Nicole Smithy wasn't looking for trouble. But as if being a teenager weren't tough enough, Smithy came out as a lesbian in her sophomore year in the Central Valley town of Clovis.
"It was pretty bad," says the 18-year-old. "I'd walk down the hall and people would shout 'faggot' or 'dyke' every day, everywhere I went. I got spit on in my junior year.... The cops would walk me to my car. Teachers walked me to certain places; I felt like a prisoner. They wanted to put me in independent study."
Such harassment, though, isn't limited to farming communities.
"I played softball and there was a group of girls who were uncomfortable with me changing with them," said 16-year-old Mattye Dane of Tustin. "One time they cornered me in the shower and asked, 'Do you like watching me in the shower?' "

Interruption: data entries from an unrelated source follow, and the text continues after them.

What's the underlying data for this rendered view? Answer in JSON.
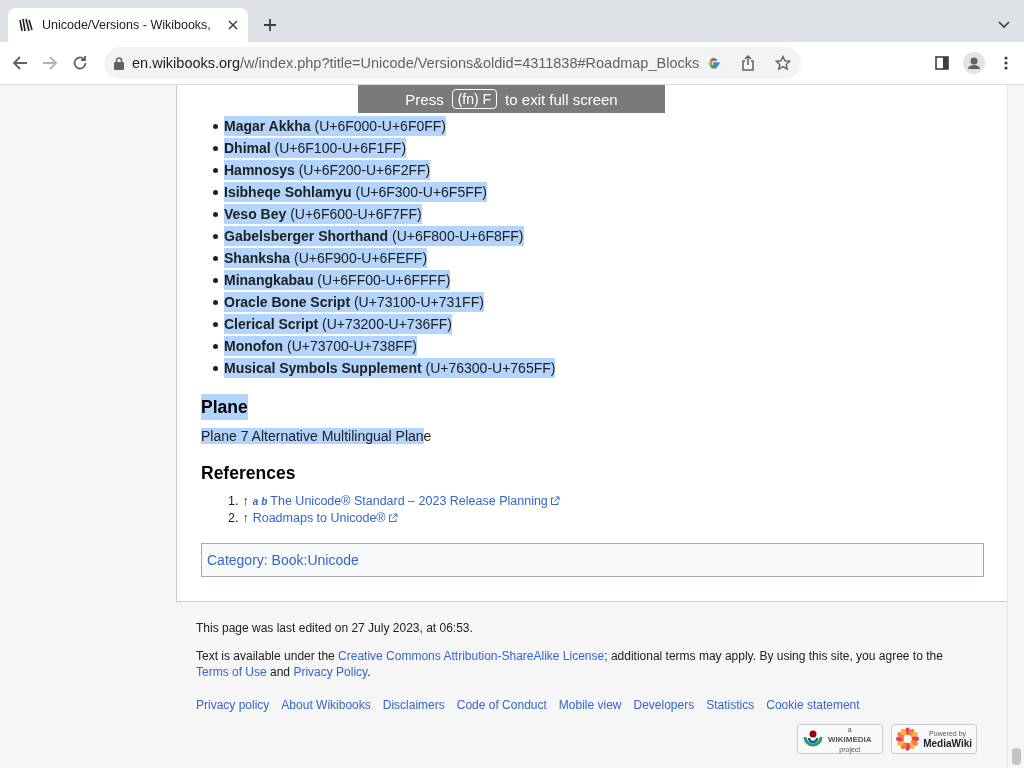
{
  "browser": {
    "tab": {
      "title": "Unicode/Versions - Wikibooks,",
      "selected": true
    },
    "back_enabled": true,
    "forward_enabled": false,
    "url": {
      "host": "en.wikibooks.org",
      "path": "/w/index.php?title=Unicode/Versions&oldid=4311838#Roadmap_Blocks"
    },
    "fullscreen_toast": {
      "before": "Press",
      "key": "(fn) F",
      "after": "to exit full screen"
    }
  },
  "blocks": [
    {
      "name": "Magar Akkha",
      "range": "(U+6F000-U+6F0FF)",
      "highlighted": true
    },
    {
      "name": "Dhimal",
      "range": "(U+6F100-U+6F1FF)",
      "highlighted": true
    },
    {
      "name": "Hamnosys",
      "range": "(U+6F200-U+6F2FF)",
      "highlighted": true
    },
    {
      "name": "Isibheqe Sohlamyu",
      "range": "(U+6F300-U+6F5FF)",
      "highlighted": true
    },
    {
      "name": "Veso Bey",
      "range": "(U+6F600-U+6F7FF)",
      "highlighted": true
    },
    {
      "name": "Gabelsberger Shorthand",
      "range": "(U+6F800-U+6F8FF)",
      "highlighted": true
    },
    {
      "name": "Shanksha",
      "range": "(U+6F900-U+6FEFF)",
      "highlighted": true
    },
    {
      "name": "Minangkabau",
      "range": "(U+6FF00-U+6FFFF)",
      "highlighted": true
    },
    {
      "name": "Oracle Bone Script",
      "range": "(U+73100-U+731FF)",
      "highlighted": true
    },
    {
      "name": "Clerical Script",
      "range": "(U+73200-U+736FF)",
      "highlighted": true
    },
    {
      "name": "Monofon",
      "range": "(U+73700-U+738FF)",
      "highlighted": true
    },
    {
      "name": "Musical Symbols Supplement",
      "range": "(U+76300-U+765FF)",
      "highlighted": true
    }
  ],
  "plane": {
    "heading": "Plane",
    "heading_highlighted": true,
    "text_highlighted": "Plane 7 Alternative Multilingual Plan",
    "text_rest": "e"
  },
  "references": {
    "heading": "References",
    "items": [
      {
        "number": "1.",
        "arrow": "↑",
        "backlinks": [
          "a",
          "b"
        ],
        "link": "The Unicode® Standard – 2023 Release Planning"
      },
      {
        "number": "2.",
        "arrow": "↑",
        "link": "Roadmaps to Unicode®"
      }
    ]
  },
  "category": {
    "label": "Category",
    "separator": ":",
    "value": "Book:Unicode"
  },
  "footer": {
    "last_edited": "This page was last edited on 27 July 2023, at 06:53.",
    "license": [
      {
        "kind": "text",
        "text": "Text is available under the "
      },
      {
        "kind": "link",
        "text": "Creative Commons Attribution-ShareAlike License"
      },
      {
        "kind": "text",
        "text": "; additional terms may apply. By using this site, you agree to the "
      },
      {
        "kind": "link",
        "text": "Terms of Use"
      },
      {
        "kind": "text",
        "text": " and "
      },
      {
        "kind": "link",
        "text": "Privacy Policy"
      },
      {
        "kind": "text",
        "text": "."
      }
    ],
    "links": [
      "Privacy policy",
      "About Wikibooks",
      "Disclaimers",
      "Code of Conduct",
      "Mobile view",
      "Developers",
      "Statistics",
      "Cookie statement"
    ],
    "badges": [
      {
        "kind": "wikimedia",
        "small": "a",
        "name": "WIKIMEDIA",
        "sub": "project"
      },
      {
        "kind": "mediawiki",
        "small": "Powered by",
        "name": "MediaWiki"
      }
    ]
  }
}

Vanessa Coe, 17, who recently graduated from Troy High School in Fullerton, turned her frustration inward. "I hated myself; I was trying to find something to live for.
"I decided that the only thing to do was to embrace my sexuality to make the situation better for everybody, not just myself."
Coe started a Gay-Straight Alliance club at Troy, as Smithy and others tried to do at Buchanan High in Clovis.
As its name implies, the club brings together kids -- gay, bisexual, transgender, as well as straight -- to combat homophobia and promote tolerance.
The Gay-Straight Alliance Network, the organization that connects the state's campus clubs, estimates that 20% to 40% of the clubs' membership is straight. Coe said at Troy only a small percentage of the school's club is gay.
Straight kids often join because they have friends or relatives who are gay and want to support them.
Aria Rostami, 16, is a "straight ally" at Scripps Ranch High School in San Diego, where half of the club is straight. "I had a friend who came out as bisexual, and I didn't know how to help," he said. She was really afraid because she knew she was going to get a lot of criticism."
The clubs are formed and run by students (though they have adult advisors) and are endorsed by the American Civil Liberties Union and can be found in more than 2,000 middle and high schools across the country. In 1998, California had 40 of them. Today, the state has 411, with a membership of more than 6,000 students, according to the network.
Lindsay Weber, a senior at Brentwood High, has seen a marked improvement in the way gay students are treated since the formation of a club on campus. "There used to be so many slurs in our hallways, and the teachers would do nothing. There were no 'out' people when I was in ninth grade, and now we have a lot who are comfortable being who they are."
The clubs organize activities such as an annual Day of Silence, in which participants vow not to speak, to "protest the silence that lesbian, gay, bisexual and transgender [people] face every day," according to the network.
At a retreat center in Pacific Palisades, about 25 kids from more than 20 Southland high schools recently plotted, networked and drank punch at the fourth annual Southern California Gay-Straight Alliance Activist Camp. Adult representatives from the network attended but stayed out of the way; it was clearly the teenagers' show.
"We're educating the next generation of activists," said student trainer Yve Laris Cohen, a graduating senior from Scripps Ranch on her way to UC Berkeley. Laris Cohen, 18, and Weber, 17, were among those who gave presentations on networking with other clubs, students' rights and effective activism.
Laris Cohen said that instances of harassment dropped sharply at Scripps Ranch after the launch of their club, but they still occur: "For our Day of Silence this year, we had organized resistance from a neo-Nazi group that is forming at my high school."
A recent California Safe Schools Coalition and UC Davis study estimates that more than 200,000 California middle and high school students are harassed for actual or perceived sexual orientation each year. It found that these students were twice as likely to report depression and consider suicide and three times as likely to miss school or carry a weapon to school.
Laris Cohen said that the "Safe Place to Learn" report also documented the benefits of Gay-Straight Alliance clubs: "On campuses that had the clubs, the risk behaviors were lower, harassment was lower."
But not everyone agrees that schools should host such clubs.
The Pacific Justice Institute and the Traditional Values Education and Legal Institute, among others, advocate litigation against schools that allow the clubs or are considering doing so. The Traditional Values Coalition website recommends that parents contact school board members and provide them with information from its report "Homosexuals Recruit Public School Children" -- specifically, a section called "HIV Instruction Used as Cover to Teach Perverted Sex Practices."